В погребении 21 из могильника у д. Ростовка, помимо предметов бронзолитейного производства, найден кристалл горного хрусталя (дымчатый топаз). Другой, шестигранный по форме кусок хрусталя, обнаружен в погр. 2 где под черепом ребенка находился нож с изображением лошади и «лыжника». Кроме того, в этой же части могильника, вне комплекса, был найден кусок горного хрусталя с семью гранями (Матющенко В. И., Синицина Г. В., указ, соч., с. 7-9, 31; рис. 7 — 4, 17; 38 — 2; 56 — 4). В большом грунтовом Синташтинском могильнике (СМ) в погребении женщины находился серебряный нагрудник и ритуальный набор — крупный кристалл хрусталя, а также два крупных осколка этого минерала вместе с медной пластинкой и литником (Генинг В. Ф. и др., 1992, с. 190—191). В могильной яме 17 из кургана 2 синташтинского могильника Каменный Амбар-5 вместе с мелкими металлическими изделиями и двумя кусочками медной руды (малахит с азуритом и отожженый малахит) обнаружен обломок кристалла горного хрусталя (Костюков В. П. и др., 1995, с. 156). Кристалл горного хрусталя был обнаружен перед глазницами умершего в погребении Больше-Караганского могильника. Предполагается, что кристалл был взят из речных наносов, а источником сноса были хрустальные жилы вблизи пос. Новинка в 30 км к востоку от городища Аркаим (Зайков В. В., 1995).

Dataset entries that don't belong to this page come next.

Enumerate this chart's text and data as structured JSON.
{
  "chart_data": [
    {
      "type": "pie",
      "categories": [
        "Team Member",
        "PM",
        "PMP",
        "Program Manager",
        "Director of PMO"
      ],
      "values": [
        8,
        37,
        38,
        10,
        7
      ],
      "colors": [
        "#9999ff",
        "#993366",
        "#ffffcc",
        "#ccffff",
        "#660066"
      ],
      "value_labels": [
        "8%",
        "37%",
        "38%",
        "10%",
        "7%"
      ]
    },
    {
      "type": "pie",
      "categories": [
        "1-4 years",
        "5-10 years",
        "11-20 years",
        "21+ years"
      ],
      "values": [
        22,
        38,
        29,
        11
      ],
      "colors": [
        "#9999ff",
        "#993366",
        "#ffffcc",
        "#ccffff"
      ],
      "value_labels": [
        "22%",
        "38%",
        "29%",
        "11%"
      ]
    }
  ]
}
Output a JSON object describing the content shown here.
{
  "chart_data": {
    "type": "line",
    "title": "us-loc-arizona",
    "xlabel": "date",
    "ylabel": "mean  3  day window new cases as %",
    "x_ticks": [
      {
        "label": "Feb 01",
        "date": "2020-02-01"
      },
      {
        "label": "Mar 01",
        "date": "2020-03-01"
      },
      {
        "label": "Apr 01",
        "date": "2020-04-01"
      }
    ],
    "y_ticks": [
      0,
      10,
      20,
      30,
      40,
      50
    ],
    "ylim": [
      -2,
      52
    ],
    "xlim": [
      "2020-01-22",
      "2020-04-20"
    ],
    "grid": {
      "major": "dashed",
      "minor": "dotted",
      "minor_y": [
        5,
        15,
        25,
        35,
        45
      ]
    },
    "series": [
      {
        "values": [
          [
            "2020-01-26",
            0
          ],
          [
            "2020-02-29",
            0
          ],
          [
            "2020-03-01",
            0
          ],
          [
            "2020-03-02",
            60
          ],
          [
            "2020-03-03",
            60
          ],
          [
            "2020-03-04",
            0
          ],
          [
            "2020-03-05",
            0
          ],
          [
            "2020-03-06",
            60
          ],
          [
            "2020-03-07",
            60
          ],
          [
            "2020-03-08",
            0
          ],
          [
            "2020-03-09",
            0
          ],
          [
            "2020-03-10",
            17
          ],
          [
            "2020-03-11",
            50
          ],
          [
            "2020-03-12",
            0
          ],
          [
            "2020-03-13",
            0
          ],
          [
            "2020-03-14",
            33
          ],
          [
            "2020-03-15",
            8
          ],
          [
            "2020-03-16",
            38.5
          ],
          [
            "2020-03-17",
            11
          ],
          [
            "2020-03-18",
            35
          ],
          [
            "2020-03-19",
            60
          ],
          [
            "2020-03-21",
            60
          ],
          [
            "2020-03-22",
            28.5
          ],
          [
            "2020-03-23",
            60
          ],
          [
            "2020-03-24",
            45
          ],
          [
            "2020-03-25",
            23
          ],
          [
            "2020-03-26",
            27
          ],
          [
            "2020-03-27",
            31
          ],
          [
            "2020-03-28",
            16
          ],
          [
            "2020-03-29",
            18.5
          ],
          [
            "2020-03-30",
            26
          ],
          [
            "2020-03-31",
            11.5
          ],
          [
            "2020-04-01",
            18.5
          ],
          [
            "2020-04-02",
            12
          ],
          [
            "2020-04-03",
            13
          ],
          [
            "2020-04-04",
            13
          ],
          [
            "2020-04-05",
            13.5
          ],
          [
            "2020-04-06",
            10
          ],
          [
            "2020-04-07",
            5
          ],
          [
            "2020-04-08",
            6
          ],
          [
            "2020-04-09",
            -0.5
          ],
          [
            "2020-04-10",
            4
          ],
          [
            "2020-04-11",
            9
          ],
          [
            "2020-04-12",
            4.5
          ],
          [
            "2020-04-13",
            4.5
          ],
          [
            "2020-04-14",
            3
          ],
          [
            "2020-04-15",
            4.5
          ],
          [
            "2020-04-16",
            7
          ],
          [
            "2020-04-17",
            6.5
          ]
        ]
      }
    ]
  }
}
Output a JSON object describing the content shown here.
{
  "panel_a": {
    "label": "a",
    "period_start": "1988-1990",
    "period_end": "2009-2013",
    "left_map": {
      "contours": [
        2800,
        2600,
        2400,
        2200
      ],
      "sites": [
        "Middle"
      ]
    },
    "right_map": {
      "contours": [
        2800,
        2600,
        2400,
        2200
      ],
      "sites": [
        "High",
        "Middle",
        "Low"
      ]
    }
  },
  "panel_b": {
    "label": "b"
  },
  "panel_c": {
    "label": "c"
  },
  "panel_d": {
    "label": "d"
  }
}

Обратим внимание на то, что в приведенных выше синташтинских комплексах хрусталь обнаружен вместе с металлургическим сырьем и продуктами металлообработки. Отметим также связь этого минерала с погребениями женщин и детей (ср. детское погребение из Ростовки, женское из СМ). Последнее наблюдение находит подтверждение в материалах раннеалакульского комплекса из Чистолебяжского раннеалакульского могильника (кург. 6 мог. 3), где женщина 25-30 лет была погребена совместно с юношей 16 лет и ребенком 7-8 лет. Среди предметов сопроводительного инвентаря был обнаружен кусок горного хрусталя (Могильников В. А., 1984, с. 34; Матвеев А. В., 1998, с. 52). Состав погребенных в этих могилах позволяет предположить, что орудия металлообработки, руда и хрусталь были символически связаны с идейным комплексом: смерть — рождение (ср. захоронение женщины из мог. Сопка 2 с двумя литейными формами — Молодин В. И., 1985, с. 59—60, рис. 28—1, 5).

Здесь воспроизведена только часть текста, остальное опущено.